Morrison spent as much time in this issue demonstrating the weird perceptions and motivations of beings from the Fifth Dimension as he did on Superman, which is fine if you’ve ever had any kind of burning urge to walking Mxyzpltk’s pointy clown shoes… but then again, who has? Sure, I suppose it’s kind of interesting that someone from a couple dimensions up might attack only once while we perceive it as happening over multiple times, or that he might have to suffer knowing that he will be doomed to lose in the future as present knowledge, but it’s only interesting if you have some kind of real Mxyzpltk fixation, or perhaps a peyote habit. It is intellectually interesting, but not enough to make a really exciting or compelling comic book.

And then there’s the final message: that Superman is someone who will do the impossible for us, and who is the inspiration for humanity to be the best it can be. Okay, great, except Morrison has been hammering this theme home in his Superman stories since 1999 (and he just ain’t gonna do it better than he did in All-Star Superman), so it’s not like this is some new and groundbreaking theme. And not only that, Morrison delivers it in a way that’s pretty much on-the-nose here. He has a kid flat-out say that Superman does things because they’re impossible, and he has Superman give someone the Unified Field Theory, the “one thing [that] will change the world.” Between that, and the opening sequence where Morrison himself, via a caption, just comes out and says what’s happening is, “nothing less than a new American mythology,” and this whole thing reeks of some Very Important Message on Morrison’s part. But this is not a new observation, and considering Superman’s greatest triumph in the issue is to get a bunch of Americans to stand around chanting gibberish, it’s a Very Important Message upon which the story just doesn’t deliver.

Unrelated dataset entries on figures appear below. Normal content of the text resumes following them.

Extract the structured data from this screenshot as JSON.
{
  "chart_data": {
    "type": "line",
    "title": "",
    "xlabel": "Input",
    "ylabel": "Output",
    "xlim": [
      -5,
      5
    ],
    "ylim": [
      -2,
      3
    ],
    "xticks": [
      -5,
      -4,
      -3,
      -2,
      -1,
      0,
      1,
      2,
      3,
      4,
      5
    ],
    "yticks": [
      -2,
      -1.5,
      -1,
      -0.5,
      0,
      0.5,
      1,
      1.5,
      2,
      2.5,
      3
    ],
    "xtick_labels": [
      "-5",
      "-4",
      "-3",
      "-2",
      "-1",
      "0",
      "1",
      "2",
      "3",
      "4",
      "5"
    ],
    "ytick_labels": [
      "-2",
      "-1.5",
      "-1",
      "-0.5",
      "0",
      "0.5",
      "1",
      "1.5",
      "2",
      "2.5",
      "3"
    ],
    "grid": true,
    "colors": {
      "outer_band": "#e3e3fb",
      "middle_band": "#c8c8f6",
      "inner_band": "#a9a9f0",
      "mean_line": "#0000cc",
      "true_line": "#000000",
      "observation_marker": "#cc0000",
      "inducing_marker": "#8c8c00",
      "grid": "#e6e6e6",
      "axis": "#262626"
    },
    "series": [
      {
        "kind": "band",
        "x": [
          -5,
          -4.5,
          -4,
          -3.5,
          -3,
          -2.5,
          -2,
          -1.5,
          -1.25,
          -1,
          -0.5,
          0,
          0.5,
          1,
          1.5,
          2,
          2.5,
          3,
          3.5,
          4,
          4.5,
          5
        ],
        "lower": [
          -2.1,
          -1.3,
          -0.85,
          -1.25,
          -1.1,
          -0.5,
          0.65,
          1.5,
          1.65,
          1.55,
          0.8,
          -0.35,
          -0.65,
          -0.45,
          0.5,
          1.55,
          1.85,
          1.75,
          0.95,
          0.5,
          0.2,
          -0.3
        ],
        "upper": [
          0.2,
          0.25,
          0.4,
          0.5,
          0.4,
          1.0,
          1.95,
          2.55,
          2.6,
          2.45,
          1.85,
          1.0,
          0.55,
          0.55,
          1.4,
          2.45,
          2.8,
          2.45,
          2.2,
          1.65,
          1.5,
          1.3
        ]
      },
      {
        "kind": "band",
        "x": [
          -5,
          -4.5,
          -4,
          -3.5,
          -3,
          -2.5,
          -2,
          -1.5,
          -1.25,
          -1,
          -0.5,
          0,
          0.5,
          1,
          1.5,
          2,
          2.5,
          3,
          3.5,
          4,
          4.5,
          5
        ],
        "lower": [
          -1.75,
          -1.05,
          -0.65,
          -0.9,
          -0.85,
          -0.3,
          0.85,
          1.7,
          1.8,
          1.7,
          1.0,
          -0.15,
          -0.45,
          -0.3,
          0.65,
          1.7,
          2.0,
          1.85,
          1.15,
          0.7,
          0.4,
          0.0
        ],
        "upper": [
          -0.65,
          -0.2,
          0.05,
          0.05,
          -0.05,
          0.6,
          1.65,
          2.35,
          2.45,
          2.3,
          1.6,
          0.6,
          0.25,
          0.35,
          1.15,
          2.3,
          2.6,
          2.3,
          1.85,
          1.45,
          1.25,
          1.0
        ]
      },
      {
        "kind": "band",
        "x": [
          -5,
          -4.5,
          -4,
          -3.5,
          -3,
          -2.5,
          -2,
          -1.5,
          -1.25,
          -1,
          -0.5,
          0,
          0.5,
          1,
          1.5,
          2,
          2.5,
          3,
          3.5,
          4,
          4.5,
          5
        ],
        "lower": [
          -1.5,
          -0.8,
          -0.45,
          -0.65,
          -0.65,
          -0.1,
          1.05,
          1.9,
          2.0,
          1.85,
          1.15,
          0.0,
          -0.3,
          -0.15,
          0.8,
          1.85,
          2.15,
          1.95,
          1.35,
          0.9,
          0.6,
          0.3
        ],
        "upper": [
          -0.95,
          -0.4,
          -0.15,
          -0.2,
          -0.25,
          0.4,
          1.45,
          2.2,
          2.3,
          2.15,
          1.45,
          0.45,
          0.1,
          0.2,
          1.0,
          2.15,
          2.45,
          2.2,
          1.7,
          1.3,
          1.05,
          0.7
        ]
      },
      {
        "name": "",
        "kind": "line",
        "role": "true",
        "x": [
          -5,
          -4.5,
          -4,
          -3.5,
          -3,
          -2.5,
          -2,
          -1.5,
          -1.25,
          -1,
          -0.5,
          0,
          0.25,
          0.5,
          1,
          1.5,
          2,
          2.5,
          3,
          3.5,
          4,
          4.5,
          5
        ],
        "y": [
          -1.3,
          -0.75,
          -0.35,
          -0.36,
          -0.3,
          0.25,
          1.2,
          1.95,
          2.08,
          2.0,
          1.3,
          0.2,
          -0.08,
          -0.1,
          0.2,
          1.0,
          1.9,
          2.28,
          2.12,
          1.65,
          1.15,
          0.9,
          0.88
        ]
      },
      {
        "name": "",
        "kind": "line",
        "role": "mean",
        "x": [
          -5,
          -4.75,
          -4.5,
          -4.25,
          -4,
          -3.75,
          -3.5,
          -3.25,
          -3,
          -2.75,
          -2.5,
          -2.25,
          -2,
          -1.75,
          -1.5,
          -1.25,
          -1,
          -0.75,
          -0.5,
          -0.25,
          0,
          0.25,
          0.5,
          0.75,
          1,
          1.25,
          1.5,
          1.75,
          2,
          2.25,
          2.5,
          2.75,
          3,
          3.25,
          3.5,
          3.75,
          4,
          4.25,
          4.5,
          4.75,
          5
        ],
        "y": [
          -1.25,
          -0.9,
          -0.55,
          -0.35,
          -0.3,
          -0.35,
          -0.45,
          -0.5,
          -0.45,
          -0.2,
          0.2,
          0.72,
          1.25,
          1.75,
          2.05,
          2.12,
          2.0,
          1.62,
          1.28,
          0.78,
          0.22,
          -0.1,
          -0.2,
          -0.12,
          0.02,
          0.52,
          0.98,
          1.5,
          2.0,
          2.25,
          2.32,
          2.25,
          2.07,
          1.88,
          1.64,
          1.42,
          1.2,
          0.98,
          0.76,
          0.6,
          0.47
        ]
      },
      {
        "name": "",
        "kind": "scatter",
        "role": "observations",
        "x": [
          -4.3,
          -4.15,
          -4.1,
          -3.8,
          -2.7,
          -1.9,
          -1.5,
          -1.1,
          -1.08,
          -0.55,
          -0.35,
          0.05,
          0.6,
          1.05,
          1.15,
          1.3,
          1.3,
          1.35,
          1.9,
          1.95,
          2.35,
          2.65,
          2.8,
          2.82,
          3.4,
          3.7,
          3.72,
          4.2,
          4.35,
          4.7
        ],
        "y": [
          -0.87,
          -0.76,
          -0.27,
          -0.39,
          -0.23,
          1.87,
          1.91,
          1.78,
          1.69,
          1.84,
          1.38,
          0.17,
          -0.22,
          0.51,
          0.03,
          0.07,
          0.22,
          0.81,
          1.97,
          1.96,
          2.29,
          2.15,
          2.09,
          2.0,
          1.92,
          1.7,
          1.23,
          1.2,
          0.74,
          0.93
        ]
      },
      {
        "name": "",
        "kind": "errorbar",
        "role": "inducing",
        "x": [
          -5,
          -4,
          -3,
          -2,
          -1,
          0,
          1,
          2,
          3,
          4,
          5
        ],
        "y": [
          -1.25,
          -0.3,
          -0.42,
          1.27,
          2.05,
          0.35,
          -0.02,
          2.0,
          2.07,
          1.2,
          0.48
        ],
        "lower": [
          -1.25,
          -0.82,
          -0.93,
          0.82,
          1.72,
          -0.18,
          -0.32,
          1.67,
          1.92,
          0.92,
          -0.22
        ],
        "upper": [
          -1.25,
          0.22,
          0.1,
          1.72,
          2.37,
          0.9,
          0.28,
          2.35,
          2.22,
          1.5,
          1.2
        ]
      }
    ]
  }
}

Rags Morales’ art is pretty solid for this issue, but in a lot of ways, he’s given a task that is almost impossible. What happens in this story is so all over the place that it would be almost impossible for any artist to really visually tell the story in any coherent way. Let’s just say that, through no real fault on the part of Morales, this book utterly fails the old, “read it without reading the words and see if you can still tell what’s going on” test. But still, Morales delivers exemplary facial expressions (although Superman’s grin on the final page looks like he’s busily filling his Kryptonian Battle Armor with fresh jizz), and, considering Morales is called upon to draw everything from Fifth Dimensional cartoony imps to Superman with a lion head, he shows a lot of range in the issue.

Grant Morrison has had eighteen issues of Action Comics to try to make another grand statement about Superman… but this one falls a little short. We spend a lot more time with Mr. Mxyzpltk and his buddies than we do with Superman, all to wind up hearing that Superman is an inspiration to Americans. Again. Action Comics #18 has a message to deliver, and Morrison makes sure we hear it, regardless of whether or not the story tells it on its own. It’s sure as hell no All-Star Superman, and while I can appreciate that Morrison was at least trying to shoot for the moon with his run, I think I’m ready for some new blood on this book.